The Court is not convinced that the plain language of Rule 26(a)(2)(B) imposes an obligation on a party or its experts to preserve and produce drafts of an expert’s report.  See, e.g., Berckeley Inv. Group, Ltd. v. Colkitt, 259 F.3d 135, 142 n. 7 (3d Cir. 2001) (“The Supreme Court and this Court have repeatedly held that the Federal Rules of Civil Procedure, like any other statute, should be given their plain meaning.”).  The Rule does not expressly include draft opinions in the list of what the expert must disclose.  Instead, the Rule requires that an expert’s report contain a list of the data and other information on which he relied.  Fed.
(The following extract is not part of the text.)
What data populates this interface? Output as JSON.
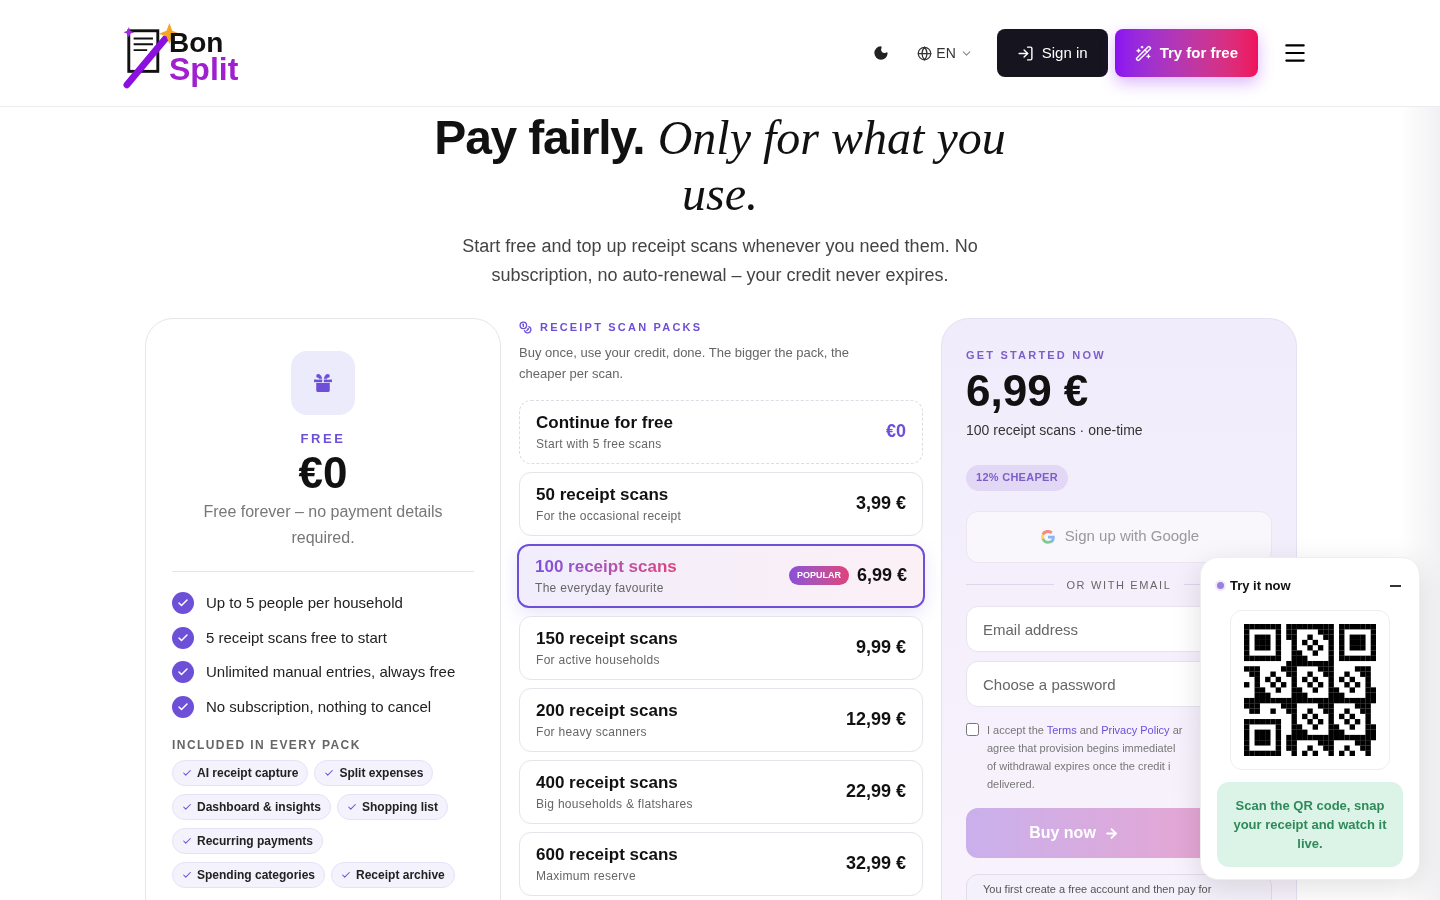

R. Civ.P . 26(a)(2)(B).  It does not seem logical that the Rule would require the final report to include a list of all the drafts of that report.  Further, because most experts now draft their reports on the computer, adding to and subtracting from the document, it would be impractical to require the production of all drafts.  For example, any time an expert added or subtracted a section, a paragraph, a sentence or even a word, the Defendants’ reading of the Rules would require the expert to save the draft and preserve it for production later.  This is a completely unworkable reading of the Rules and would mire the courts in battles over each draft of an expert’s report.  The Court concludes that this interpretation comports with neither the plain meaning of the Rule nor its policy.
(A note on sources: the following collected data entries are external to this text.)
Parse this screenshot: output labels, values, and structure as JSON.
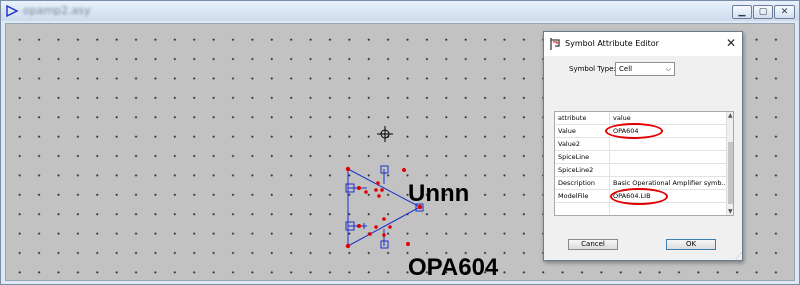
{
  "window": {
    "title": "opamp2.asy",
    "controls": {
      "minimize": "▁",
      "maximize": "▢",
      "close": "✕"
    }
  },
  "schematic": {
    "reference_label": "Unnn",
    "value_label": "OPA604"
  },
  "dialog": {
    "title": "Symbol Attribute Editor",
    "close_glyph": "✕",
    "symbol_type_label": "Symbol Type:",
    "symbol_type_value": "Cell",
    "table": {
      "headers": {
        "attribute": "attribute",
        "value": "value"
      },
      "rows": [
        {
          "attribute": "Value",
          "value": "OPA604"
        },
        {
          "attribute": "Value2",
          "value": ""
        },
        {
          "attribute": "SpiceLine",
          "value": ""
        },
        {
          "attribute": "SpiceLine2",
          "value": ""
        },
        {
          "attribute": "Description",
          "value": "Basic Operational Amplifier symb..."
        },
        {
          "attribute": "ModelFile",
          "value": "OPA604.LIB"
        }
      ]
    },
    "buttons": {
      "cancel": "Cancel",
      "ok": "OK"
    }
  },
  "colors": {
    "canvas_background": "#c2c2c2",
    "symbol_line": "#1c30c8",
    "pin_marker": "#e10000",
    "highlight_oval": "#e10000"
  }
}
The court also disagreed with defendants’ argument that draft reports fall into the category of data or information “considered” by the expert, which must be produced:  “The expert does not really ‘consider’ prior drafts in forming his opinion; the prior drafts are simply preliminary iterations of his opinion.  Rather than ‘consider’ his prior thoughts and statements, in editing the report the expert is considering the underlying data which forms the basis of the revisions.”

Consequently, the court concluded that the destruction of their draft reports by the plaintiffs’ experts did not constitute spoliation of evidence.

The court went on to concluded that, even if there were some discoverable information contained in the draft reports which were not preserved, the drastic remedy sought by defendants (exclusion of the experts’ testimony and/or reports) was not warranted by the facts.  First, plaintiffs’ degree of fault in this case was “de minimis”:

The Plaintiffs’ experts did not take physical documents or other evidence and destroy them.  Rather, the Plaintiffs’ experts simply made corrections to their reports on their computers and failed to save prior drafts.  It appears that the Defendants’ experts did the same.  It would be impossible for the Court to require that all “drafts” of expert reports be produced because it might require that an expert retain and print his report every time a single change was made to it.  This is not required to understand the basis for an expert’s opinion and would impede rather than aid cross-examination of the expert.

Second, prejudice to the defendants was limited; defendants were able to cross-examine plaintiffs’ experts in depositions and at court hearings.  Further, the court noted that the danger articulated by many courts (that the trier of fact could be misled by an expert’s testimony which is influenced by attorneys) was of much less concern in a bench trial than a trial by jury.